Turkey ‘will not stop if pro-regime forces enter Afrin to protect YPG’: Turkish FM

Turkey ‘will not stop if pro-regime forces enter Afrin to protect YPG’: Turkish FM

AMMAN/ DAMASCUS

If pro-regime [Syrian] forces enter the northern Syrian town of Afrin, where Turkey is carrying out a military operation, with a motive to help Turkey’s target – People’s Protection Units (YPG)—Turkish forces will respond, Foreign Minister Mevlüt Çavuşoğlu said on Feb. 19. 

“There is no problem if Syrian forces enter Afrin to get rid of the YPG or the PKK [Kurdistan Workers’ Party]. But if they enter Afrin to protect the YPG, then no one can stop Turkish forces,” Çavuşoğlu said at a joint press conference in Jordan.

Syrian state television channel al-Ikhbariya TV said on Feb. 19 that pro-Syrian government forces would soon enter Afrin.

The operation will begin “within hours,” said al-Ikhbariya TV, citing its own correspondent.

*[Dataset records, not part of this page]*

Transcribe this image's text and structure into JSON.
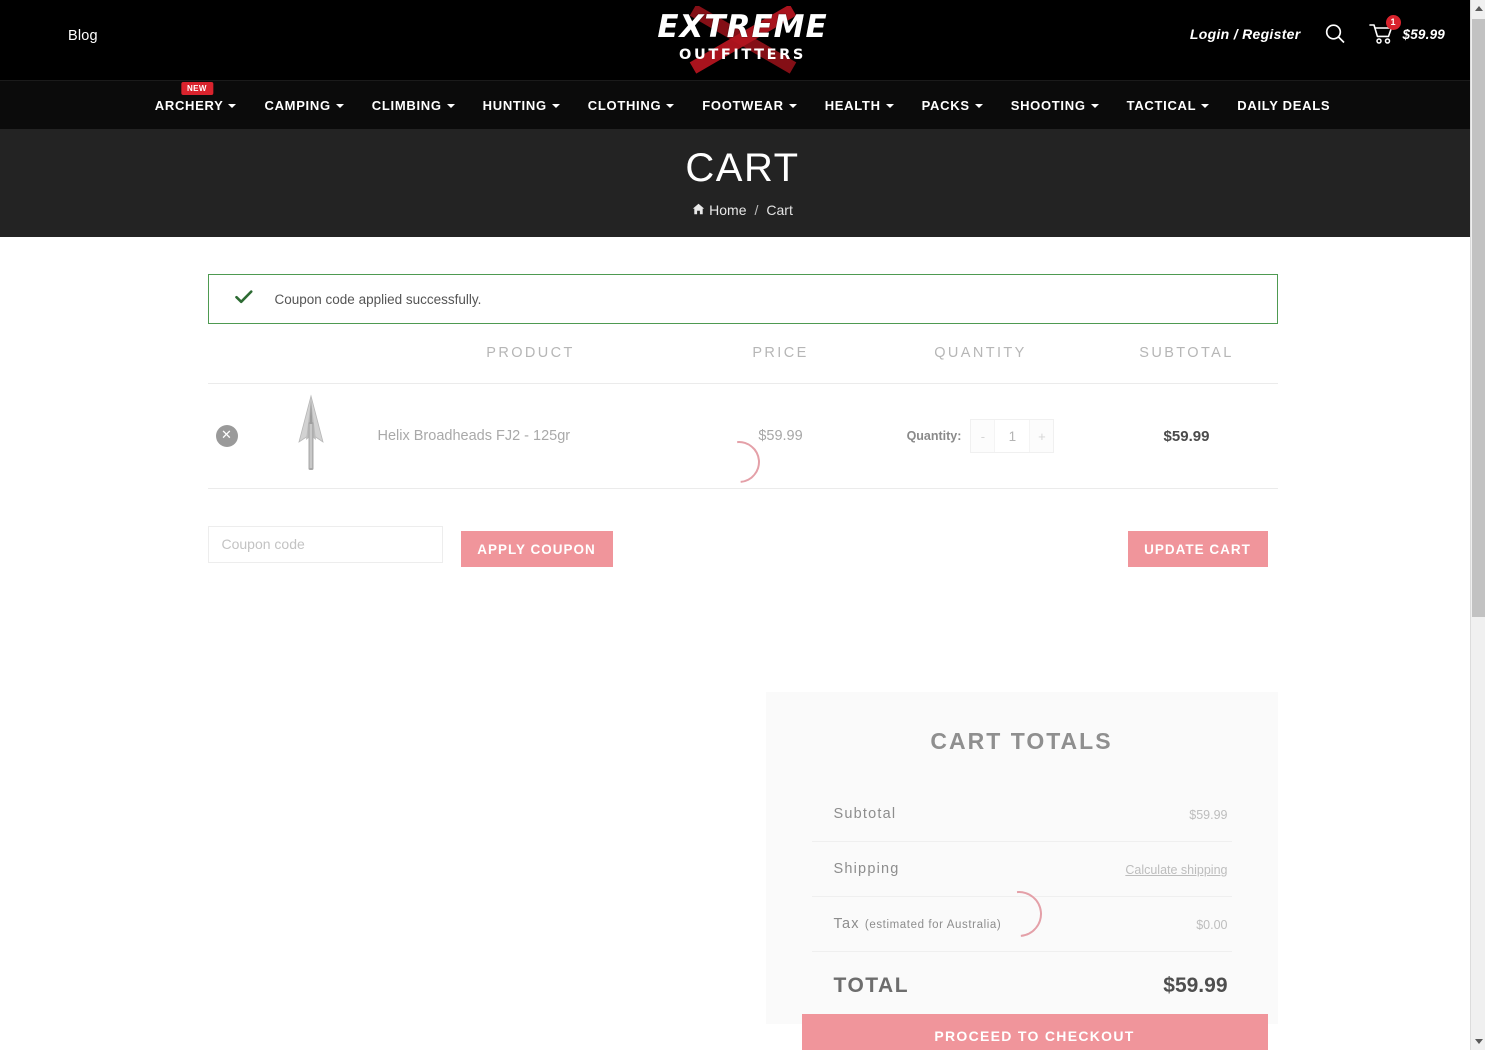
{
  "header": {
    "blog_label": "Blog",
    "logo_main": "EXTREME",
    "logo_sub": "OUTFITTERS",
    "login_label": "Login / Register",
    "search_icon": "search-icon",
    "cart_icon": "cart-icon",
    "cart_count": "1",
    "cart_total": "$59.99"
  },
  "nav": {
    "items": [
      {
        "label": "ARCHERY",
        "has_caret": true,
        "badge": "NEW"
      },
      {
        "label": "CAMPING",
        "has_caret": true,
        "badge": ""
      },
      {
        "label": "CLIMBING",
        "has_caret": true,
        "badge": ""
      },
      {
        "label": "HUNTING",
        "has_caret": true,
        "badge": ""
      },
      {
        "label": "CLOTHING",
        "has_caret": true,
        "badge": ""
      },
      {
        "label": "FOOTWEAR",
        "has_caret": true,
        "badge": ""
      },
      {
        "label": "HEALTH",
        "has_caret": true,
        "badge": ""
      },
      {
        "label": "PACKS",
        "has_caret": true,
        "badge": ""
      },
      {
        "label": "SHOOTING",
        "has_caret": true,
        "badge": ""
      },
      {
        "label": "TACTICAL",
        "has_caret": true,
        "badge": ""
      },
      {
        "label": "DAILY DEALS",
        "has_caret": false,
        "badge": ""
      }
    ]
  },
  "banner": {
    "title": "CART",
    "breadcrumb_home": "Home",
    "breadcrumb_sep": "/",
    "breadcrumb_current": "Cart"
  },
  "notice": {
    "icon": "check-icon",
    "message": "Coupon code applied successfully."
  },
  "cart": {
    "columns": {
      "product": "PRODUCT",
      "price": "PRICE",
      "quantity": "QUANTITY",
      "subtotal": "SUBTOTAL"
    },
    "items": [
      {
        "remove_icon": "remove-item-icon",
        "thumb_icon": "broadhead-arrow-icon",
        "name": "Helix Broadheads FJ2 - 125gr",
        "price": "$59.99",
        "qty_label": "Quantity:",
        "qty_minus": "-",
        "qty_value": "1",
        "qty_plus": "+",
        "subtotal": "$59.99"
      }
    ],
    "coupon_placeholder": "Coupon code",
    "coupon_value": "",
    "apply_coupon_label": "APPLY COUPON",
    "update_cart_label": "UPDATE CART"
  },
  "totals": {
    "title": "CART TOTALS",
    "rows": [
      {
        "label": "Subtotal",
        "sub": "",
        "value": "$59.99",
        "is_link": false
      },
      {
        "label": "Shipping",
        "sub": "",
        "value": "Calculate shipping",
        "is_link": true
      },
      {
        "label": "Tax ",
        "sub": "(estimated for Australia)",
        "value": "$0.00",
        "is_link": false
      }
    ],
    "total_label": "TOTAL",
    "total_value": "$59.99",
    "checkout_label": "PROCEED TO CHECKOUT"
  },
  "colors": {
    "accent_pink": "#f0959b",
    "header_black": "#000000",
    "banner_dark": "#232323",
    "badge_red": "#d9232d",
    "success_green": "#4e9a51"
  }
}
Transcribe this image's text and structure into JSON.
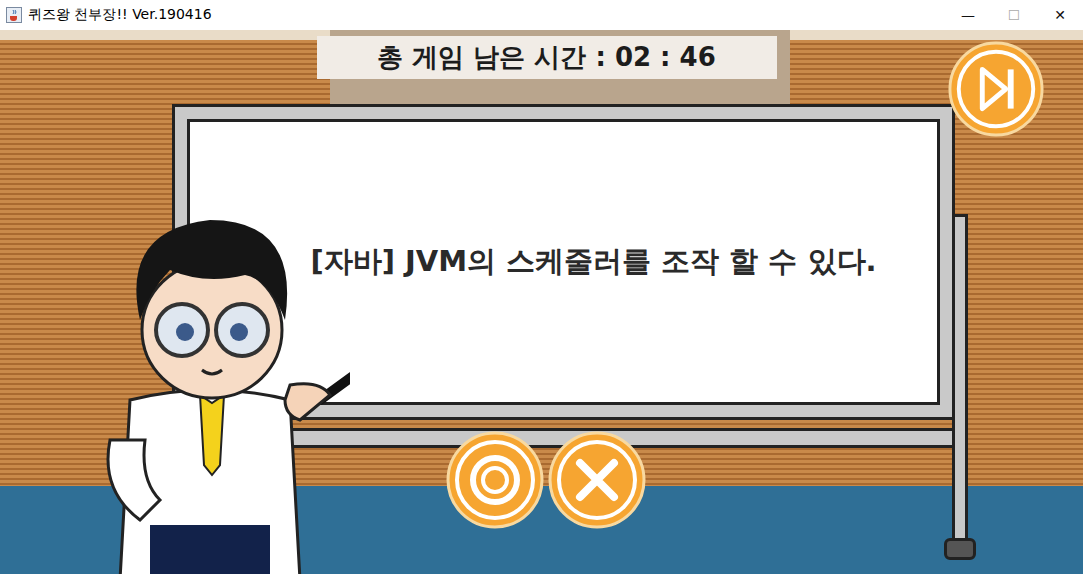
{
  "window": {
    "title": "퀴즈왕 천부장!! Ver.190416",
    "controls": [
      "—",
      "☐",
      "✕"
    ]
  },
  "timer": {
    "text": "총 게임 남은 시간 : 02 : 46"
  },
  "question": {
    "text": "[자바] JVM의 스케줄러를 조작 할 수 있다."
  }
}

The report followed claims by the Syrian Kurdish Democratic Union Party (PYD) that Syrian Kurdish forces and the Damascus government have reached an agreement for the Syrian army to enter the Afrin region.

On Jan. 20, the Turkish military, alongside elements of the Free Syrian Army (FSA), launched “Operation Olive Branch” to clear the YPG, the armed wing of the PYD, from Afrin. A total of 1,641 militants have been “neutralized” since the start of the operation, according to the Turkish military.

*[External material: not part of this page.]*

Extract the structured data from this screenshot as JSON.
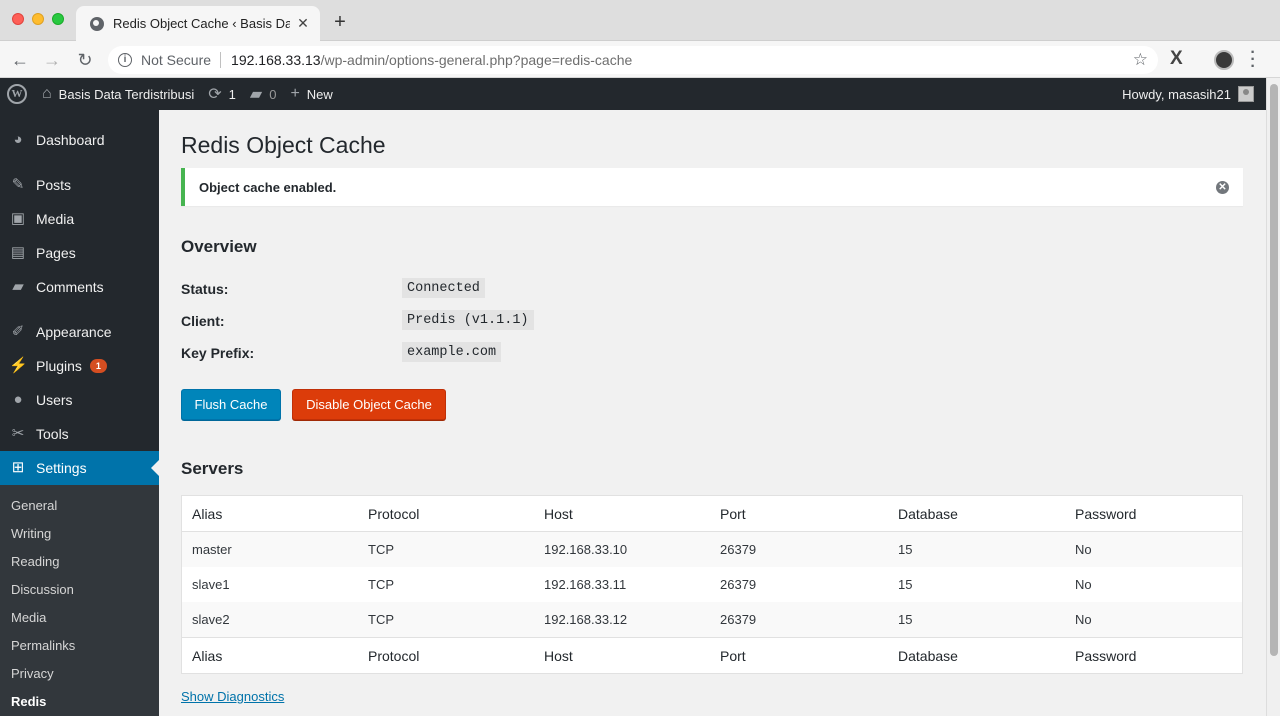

Turkey views the YPG as a terrorist group for its links to the outlawed Kurdistan Workers’ Party (PKK).

Badran Jia Kurd, an adviser to the Kurdish-led administration in northern Syria, told Reuters that army troops would be deployed along some border positions and could enter the region within the next two days.

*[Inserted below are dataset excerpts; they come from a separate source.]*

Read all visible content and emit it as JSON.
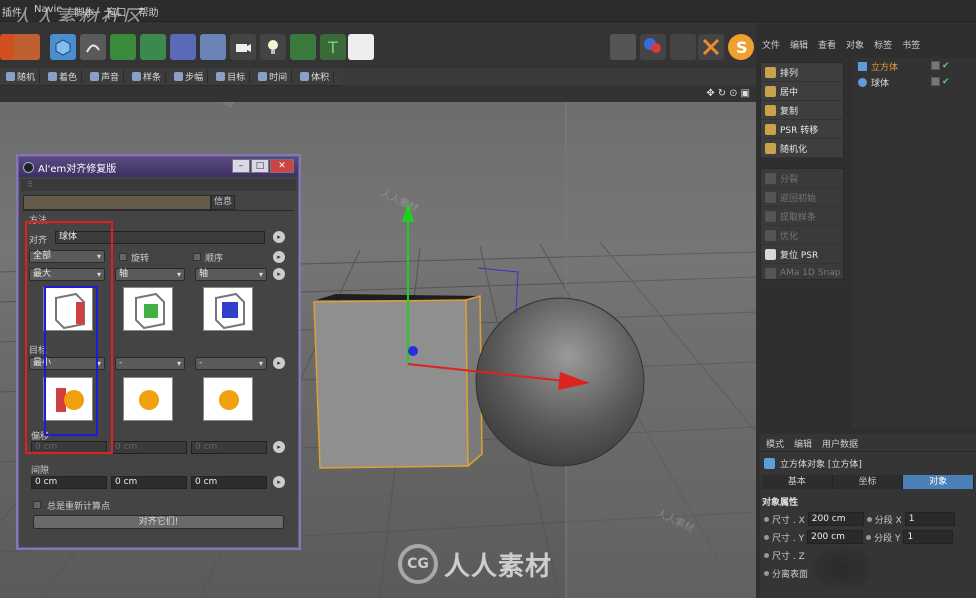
{
  "menubar": {
    "items": [
      "插件",
      "Navie",
      "脚本",
      "窗口",
      "帮助"
    ],
    "watermark": "人人素材社区"
  },
  "toolbar2": [
    "随机",
    "着色",
    "声音",
    "样条",
    "步幅",
    "目标",
    "时间",
    "体积"
  ],
  "object_manager": {
    "menu": [
      "文件",
      "编辑",
      "查看",
      "对象",
      "标签",
      "书签"
    ],
    "objects": [
      {
        "name": "立方体",
        "color": "#e0a040"
      },
      {
        "name": "球体",
        "color": "#dddddd"
      }
    ]
  },
  "commands_top": [
    "排列",
    "居中",
    "复制",
    "PSR 转移",
    "随机化"
  ],
  "commands_bottom": [
    "分裂",
    "返回初始",
    "提取样条",
    "优化",
    "复位 PSR",
    "AMa 1D Snap"
  ],
  "attributes": {
    "menu": [
      "模式",
      "编辑",
      "用户数据"
    ],
    "title": "立方体对象 [立方体]",
    "tabs": [
      "基本",
      "坐标",
      "对象"
    ],
    "active_tab": "对象",
    "section": "对象属性",
    "rows": [
      {
        "label": "尺寸 . X",
        "value": "200 cm",
        "seg_label": "分段 X",
        "seg_value": "1"
      },
      {
        "label": "尺寸 . Y",
        "value": "200 cm",
        "seg_label": "分段 Y",
        "seg_value": "1"
      },
      {
        "label": "尺寸 . Z",
        "value": "",
        "seg_label": "",
        "seg_value": ""
      }
    ],
    "last_label": "分离表面"
  },
  "dialog": {
    "title": "Al'em对齐修复版",
    "tab_info": "信息",
    "section_align": "方法",
    "align_label": "对齐",
    "align_value": "球体",
    "mode_select": "全部",
    "rotate_label": "旋转",
    "order_label": "顺序",
    "max_select": "最大",
    "axis1": "轴",
    "axis2": "轴",
    "target_label": "目标",
    "min_select": "最小",
    "dash1": "-",
    "dash2": "-",
    "offset_label": "偏移",
    "offset_values": [
      "0 cm",
      "0 cm",
      "0 cm"
    ],
    "spacing_label": "间隙",
    "spacing_values": [
      "0 cm",
      "0 cm",
      "0 cm"
    ],
    "recalc_label": "总是重新计算点",
    "align_button": "对齐它们!"
  },
  "watermark_text": "人人素材",
  "watermark_logo": "CG"
}
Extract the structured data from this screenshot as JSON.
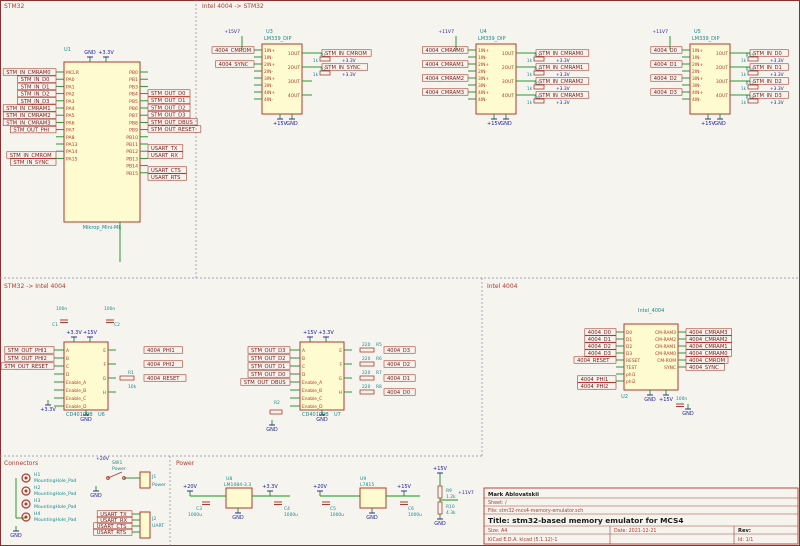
{
  "sections": {
    "stm32": "STM32",
    "intel_to_stm": "Intel 4004 -> STM32",
    "stm_to_intel": "STM32 -> Intel 4004",
    "intel": "Intel 4004",
    "connectors": "Connectors",
    "power": "Power"
  },
  "u1": {
    "ref": "U1",
    "value": "Mikrop_Mini-Mk",
    "top_pins": [
      "GND",
      "+3.3V"
    ],
    "left_pins": [
      "MCLR",
      "PA0",
      "PA1",
      "PA2",
      "PA3",
      "PA4",
      "PA5",
      "PA6",
      "PA7",
      "PA8",
      "PA13",
      "PA14",
      "PA15"
    ],
    "right_pins": [
      "PB0",
      "PB1",
      "PB3",
      "PB4",
      "PB5",
      "PB6",
      "PB7",
      "PB8",
      "PB9",
      "PB10",
      "PB11",
      "PB12",
      "PB13",
      "PB14",
      "PB15"
    ],
    "left_labels": [
      "STM_IN_CMRAM0",
      "STM_IN_D0",
      "STM_IN_D1",
      "STM_IN_D2",
      "STM_IN_D3",
      "STM_IN_CMRAM1",
      "STM_IN_CMRAM2",
      "STM_IN_CMRAM3",
      "STM_OUT_PHI",
      "STM_IN_CMROM",
      "STM_IN_SYNC"
    ],
    "right_labels": [
      "STM_OUT_D0",
      "STM_OUT_D1",
      "STM_OUT_D2",
      "STM_OUT_D3",
      "STM_OUT_DBUS",
      "STM_OUT_RESET",
      "USART_TX",
      "USART_RX",
      "USART_CTS",
      "USART_RTS"
    ]
  },
  "comparators": {
    "u3": {
      "ref": "U3",
      "value": "LM339_DIP",
      "inputs": [
        "4004_CMROM",
        "4004_SYNC"
      ],
      "outputs": [
        "STM_IN_CMROM",
        "STM_IN_SYNC"
      ],
      "resistors": [
        "R1",
        "R2"
      ],
      "rail": "+15V7"
    },
    "u4": {
      "ref": "U4",
      "value": "LM339_DIP",
      "inputs": [
        "4004_CMRAM0",
        "4004_CMRAM1",
        "4004_CMRAM2",
        "4004_CMRAM3"
      ],
      "outputs": [
        "STM_IN_CMRAM0",
        "STM_IN_CMRAM1",
        "STM_IN_CMRAM2",
        "STM_IN_CMRAM3"
      ],
      "resistors": [
        "R3",
        "R4",
        "R5",
        "R6"
      ],
      "rail": "+11V7"
    },
    "u5": {
      "ref": "U5",
      "value": "LM339_DIP",
      "inputs": [
        "4004_D0",
        "4004_D1",
        "4004_D2",
        "4004_D3"
      ],
      "outputs": [
        "STM_IN_D0",
        "STM_IN_D1",
        "STM_IN_D2",
        "STM_IN_D3"
      ],
      "resistors": [
        "R15",
        "R16",
        "R17",
        "R18"
      ],
      "rail": "+11V7"
    },
    "pin_in": [
      "1IN+",
      "1IN-",
      "2IN+",
      "2IN-",
      "3IN+",
      "3IN-",
      "4IN+",
      "4IN-"
    ],
    "pin_out": [
      "1OUT",
      "2OUT",
      "3OUT",
      "4OUT"
    ],
    "supply": [
      "+15V",
      "GND"
    ],
    "pullup": "+3.3V",
    "res_value": "1k"
  },
  "shifters": {
    "u6": {
      "ref": "U6",
      "value": "CD40109B",
      "inputs": [
        "STM_OUT_PHI1",
        "STM_OUT_PHI2",
        "STM_OUT_RESET"
      ],
      "outputs": [
        "4004_PHI1",
        "4004_PHI2",
        "4004_RESET"
      ],
      "rails": [
        "+3.3V",
        "+15V"
      ],
      "caps": [
        "C1",
        "C2"
      ],
      "cap_value": "100n",
      "res": "R1",
      "res_value": "10k"
    },
    "u7": {
      "ref": "U7",
      "value": "CD40109B",
      "inputs": [
        "STM_OUT_D3",
        "STM_OUT_D2",
        "STM_OUT_D1",
        "STM_OUT_D0",
        "STM_OUT_DBUS"
      ],
      "outputs": [
        "4004_D3",
        "4004_D2",
        "4004_D1",
        "4004_D0"
      ],
      "rails": [
        "+15V",
        "+3.3V"
      ],
      "resistors": [
        "R5",
        "R6",
        "R7",
        "R8"
      ],
      "res_value": "220",
      "pulldown": "R2"
    },
    "pin_left": [
      "A",
      "B",
      "C",
      "D",
      "Enable_A",
      "Enable_B",
      "Enable_C",
      "Enable_D"
    ],
    "pin_right": [
      "E",
      "F",
      "G",
      "H"
    ],
    "gnd": "GND"
  },
  "u2": {
    "ref": "U2",
    "value": "Intel_4004",
    "left_pins": [
      "D0",
      "D1",
      "D2",
      "D3",
      "RESET",
      "TEST",
      "phi1",
      "phi2"
    ],
    "right_pins": [
      "CM-RAM3",
      "CM-RAM2",
      "CM-RAM1",
      "CM-RAM0",
      "CM-ROM",
      "SYNC"
    ],
    "left_labels": [
      "4004_D0",
      "4004_D1",
      "4004_D2",
      "4004_D3",
      "4004_RESET",
      "4004_PHI1",
      "4004_PHI2"
    ],
    "right_labels": [
      "4004_CMRAM3",
      "4004_CMRAM2",
      "4004_CMRAM1",
      "4004_CMRAM0",
      "4004_CMROM",
      "4004_SYNC"
    ],
    "power": [
      "GND",
      "+15V",
      "GND"
    ],
    "cap": "100n"
  },
  "connectors": {
    "holes": [
      {
        "ref": "H1",
        "label": "MountingHole_Pad"
      },
      {
        "ref": "H2",
        "label": "MountingHole_Pad"
      },
      {
        "ref": "H3",
        "label": "MountingHole_Pad"
      },
      {
        "ref": "H4",
        "label": "MountingHole_Pad"
      }
    ],
    "sw": {
      "ref": "SW1",
      "label": "Power"
    },
    "j1": {
      "ref": "J1",
      "label": "Power",
      "net": "+20V"
    },
    "j2": {
      "ref": "J2",
      "label": "UART",
      "pins": [
        "USART_TX",
        "USART_RX",
        "USART_CTS",
        "USART_RTS"
      ]
    }
  },
  "power": {
    "u8": {
      "ref": "U8",
      "value": "LM1084-3.3",
      "in": "+20V",
      "out": "+3.3V"
    },
    "u9": {
      "ref": "U9",
      "value": "L7815",
      "in": "+20V",
      "out": "+15V"
    },
    "caps": [
      {
        "ref": "C3",
        "value": "1000u"
      },
      {
        "ref": "C4",
        "value": "1000u"
      },
      {
        "ref": "C5",
        "value": "1000u"
      },
      {
        "ref": "C6",
        "value": "1000u"
      }
    ],
    "divider": [
      {
        "ref": "R9",
        "value": "1.2k"
      },
      {
        "ref": "R10",
        "value": "4.3k"
      }
    ],
    "div_out": "+11V7",
    "gnd": "GND"
  },
  "title_block": {
    "author": "Mark Ablovatskii",
    "sheet": "Sheet: /",
    "file": "File: stm32-mcs4-memory-emulator.sch",
    "title": "Title: stm32-based memory emulator for MCS4",
    "size": "Size: A4",
    "date": "Date: 2021-12-21",
    "rev": "Rev:",
    "tool": "KiCad E.D.A.  kicad (5.1.12)-1",
    "id": "Id: 1/1"
  }
}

There was no immediate comment from the Syrian military.

Although Syrian President Bashar al-Assad’s government and the YPG have mostly avoided direct conflict, they have occasionally clashed.

The Syrian government has allowed some YPG militants to reach Afrin through its territory, representatives of both sides have told Reuters in recent weeks.

Russia, the main supporter of the al-Assad regime, cooperates with Turkey in diplomatic efforts to find a solution to the ongoing war in Syria.